Imagine if you will a painting entitled, “Humanity.” I suspect what you would get would be something only a committee spending someone else’s money could love. Humanity, as the substance, or being, that we all share together cannot be portrayed – only when it is actually presented in concrete form as “Peter,” or “Paul,” or someone else, are we able to see it.
Thus the icons were defended not because Christ became man, but because He became a man. There is a difference. By the same token it is not possible to speak in the abstract about the Gospel of Jesus Christ, without having said something that becomes dangerously general. St. Paul was quite clear about what he meant by “the Gospel of Christ.” Thus when we read the Gospel in the Church it is always, “The Gospel of Our Lord, God and Savior Jesus Christ according to ….” The witness of the Church is that we find the same Gospel in Matthew, Mark, Luke, John, Paul, Peter, and other New Testament writers. One and the same gospel presented to us – though its presentation is neither photographic nor like a news account. The Gospel does with words what icons do with color (if I may flip the saying of the Fathers).
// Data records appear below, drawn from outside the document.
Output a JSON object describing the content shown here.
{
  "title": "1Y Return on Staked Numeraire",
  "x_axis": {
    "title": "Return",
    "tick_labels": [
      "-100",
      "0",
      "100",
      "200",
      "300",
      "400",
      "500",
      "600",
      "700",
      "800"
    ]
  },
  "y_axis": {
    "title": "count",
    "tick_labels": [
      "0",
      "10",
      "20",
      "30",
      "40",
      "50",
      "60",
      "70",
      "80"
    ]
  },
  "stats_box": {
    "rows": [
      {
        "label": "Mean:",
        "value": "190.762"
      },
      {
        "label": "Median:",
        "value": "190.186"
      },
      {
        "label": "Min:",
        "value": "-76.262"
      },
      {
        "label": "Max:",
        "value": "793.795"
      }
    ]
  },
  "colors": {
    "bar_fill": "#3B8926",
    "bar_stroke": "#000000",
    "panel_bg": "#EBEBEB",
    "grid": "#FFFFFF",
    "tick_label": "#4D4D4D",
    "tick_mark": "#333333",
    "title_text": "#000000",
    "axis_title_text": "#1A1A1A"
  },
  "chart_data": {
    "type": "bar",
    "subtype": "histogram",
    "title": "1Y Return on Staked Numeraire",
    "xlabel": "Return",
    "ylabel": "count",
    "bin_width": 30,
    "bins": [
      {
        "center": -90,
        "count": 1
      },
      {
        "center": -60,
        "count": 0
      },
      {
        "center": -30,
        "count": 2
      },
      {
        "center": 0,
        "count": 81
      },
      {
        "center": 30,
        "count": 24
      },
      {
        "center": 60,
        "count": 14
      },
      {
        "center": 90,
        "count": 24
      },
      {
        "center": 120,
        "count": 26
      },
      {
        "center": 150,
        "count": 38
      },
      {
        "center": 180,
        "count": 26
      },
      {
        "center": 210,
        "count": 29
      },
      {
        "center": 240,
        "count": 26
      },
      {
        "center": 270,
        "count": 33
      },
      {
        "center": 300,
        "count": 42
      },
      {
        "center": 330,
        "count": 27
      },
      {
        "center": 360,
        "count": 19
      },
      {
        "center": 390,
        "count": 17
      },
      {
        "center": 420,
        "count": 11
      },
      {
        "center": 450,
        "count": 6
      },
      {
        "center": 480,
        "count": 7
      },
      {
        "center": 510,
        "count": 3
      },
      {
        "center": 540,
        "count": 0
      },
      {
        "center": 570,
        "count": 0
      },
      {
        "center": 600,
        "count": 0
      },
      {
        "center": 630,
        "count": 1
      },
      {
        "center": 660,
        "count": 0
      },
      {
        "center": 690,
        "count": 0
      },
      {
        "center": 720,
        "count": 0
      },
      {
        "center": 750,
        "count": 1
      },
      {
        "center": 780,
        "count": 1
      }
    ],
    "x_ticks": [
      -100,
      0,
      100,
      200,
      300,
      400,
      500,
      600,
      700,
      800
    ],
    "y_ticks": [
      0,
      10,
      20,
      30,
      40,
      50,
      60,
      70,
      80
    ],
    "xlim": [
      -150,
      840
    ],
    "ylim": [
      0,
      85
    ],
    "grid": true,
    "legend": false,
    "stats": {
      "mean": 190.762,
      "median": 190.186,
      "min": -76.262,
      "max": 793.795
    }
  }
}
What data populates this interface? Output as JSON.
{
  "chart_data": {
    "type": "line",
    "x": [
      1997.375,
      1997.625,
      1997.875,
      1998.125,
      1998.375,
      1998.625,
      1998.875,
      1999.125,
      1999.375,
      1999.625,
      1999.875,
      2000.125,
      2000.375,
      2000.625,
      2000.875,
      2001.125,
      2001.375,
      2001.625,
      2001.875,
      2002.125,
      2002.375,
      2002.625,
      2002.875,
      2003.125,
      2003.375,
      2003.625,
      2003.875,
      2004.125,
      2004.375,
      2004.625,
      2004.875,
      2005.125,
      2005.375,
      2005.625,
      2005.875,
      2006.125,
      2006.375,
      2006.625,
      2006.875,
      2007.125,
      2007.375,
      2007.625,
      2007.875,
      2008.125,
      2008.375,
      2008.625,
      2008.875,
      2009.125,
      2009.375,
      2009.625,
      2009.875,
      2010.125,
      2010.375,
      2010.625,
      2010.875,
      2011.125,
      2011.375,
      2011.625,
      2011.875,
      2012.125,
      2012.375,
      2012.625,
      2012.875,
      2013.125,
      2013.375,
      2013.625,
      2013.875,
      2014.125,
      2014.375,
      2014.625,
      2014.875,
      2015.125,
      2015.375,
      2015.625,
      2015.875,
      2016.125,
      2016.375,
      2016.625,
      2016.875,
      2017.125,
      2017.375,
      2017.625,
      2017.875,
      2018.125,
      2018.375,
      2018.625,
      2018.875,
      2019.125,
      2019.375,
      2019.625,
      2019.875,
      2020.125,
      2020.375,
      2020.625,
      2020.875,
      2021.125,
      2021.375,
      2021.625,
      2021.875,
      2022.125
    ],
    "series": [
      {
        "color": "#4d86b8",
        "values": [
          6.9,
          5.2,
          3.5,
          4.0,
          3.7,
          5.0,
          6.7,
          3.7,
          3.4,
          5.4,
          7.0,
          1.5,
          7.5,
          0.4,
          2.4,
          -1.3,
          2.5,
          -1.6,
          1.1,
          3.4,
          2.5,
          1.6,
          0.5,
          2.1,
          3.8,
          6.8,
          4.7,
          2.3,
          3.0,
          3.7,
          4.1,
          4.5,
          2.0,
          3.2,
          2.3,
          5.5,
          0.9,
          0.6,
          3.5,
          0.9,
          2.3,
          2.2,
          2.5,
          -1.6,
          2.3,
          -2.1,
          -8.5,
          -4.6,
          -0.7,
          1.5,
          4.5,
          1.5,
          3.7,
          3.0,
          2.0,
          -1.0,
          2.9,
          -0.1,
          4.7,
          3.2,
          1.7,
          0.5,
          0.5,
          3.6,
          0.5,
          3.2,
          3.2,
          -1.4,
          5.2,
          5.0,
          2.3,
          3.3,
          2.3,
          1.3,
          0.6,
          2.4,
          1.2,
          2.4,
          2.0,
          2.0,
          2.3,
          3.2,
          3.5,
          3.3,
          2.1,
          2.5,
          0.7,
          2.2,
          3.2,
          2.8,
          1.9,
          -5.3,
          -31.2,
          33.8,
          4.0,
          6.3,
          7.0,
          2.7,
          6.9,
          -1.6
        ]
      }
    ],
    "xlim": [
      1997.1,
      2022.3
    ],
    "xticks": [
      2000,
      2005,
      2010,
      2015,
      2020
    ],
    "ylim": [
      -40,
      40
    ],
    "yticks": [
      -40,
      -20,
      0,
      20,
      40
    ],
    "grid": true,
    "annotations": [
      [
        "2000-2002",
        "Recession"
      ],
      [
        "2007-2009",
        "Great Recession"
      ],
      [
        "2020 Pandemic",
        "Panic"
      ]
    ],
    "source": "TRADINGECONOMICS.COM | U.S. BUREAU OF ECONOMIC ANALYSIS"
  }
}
Learning to read the Scriptures as we would view an icon can be most helpful, particularly if you are trying to read them in a manner similar to the Church and not in a manner similar to the average televangelist. Listening to the Old Testament, we learn, in colors of slaughtered Amalekites to see the representation of Christ’s defeat of the hosts of evil (and so forth). Much more could and should be said about this in a later post.
But there is also the experience of “being read by the Scriptures.” This happens to us when we cease to be the master of the text, and the text seems to be the master of us. This is a reading in which the Scriptures are speaking the truth of my life, and not just about someone else. Before such a reading we fall down. I believe that this is just as important a reading as any other, perhaps more important than how we ourselves read.
There are portions of Scripture that were always meant to be heard in this manner. Thus the telling of the drowning of the Egyptians in the Red Sea is not just about what God did for our fathers, but what God did for us.
I will sing unto the Lord for He hath triumphed gloriously the horse and rider thrown into the sea. The Lord is my God and I will praise Him, my Fathers’ God, and I will exalt Him!
When these verses are read on Holy Saturday I always feel a deep stirring within me. I know that this song is not about Egyptians but about death and hell and everything that Christ has drowned in the waters of baptism. I hear in them of my former slavery and of my present liberty, and thus of the uncompromising love of God.
Reading and being read. Both have their place – but I confess to preferring Scripture to read me – to read me completely out of the bondage of my life and into the glorious company of the saints in light.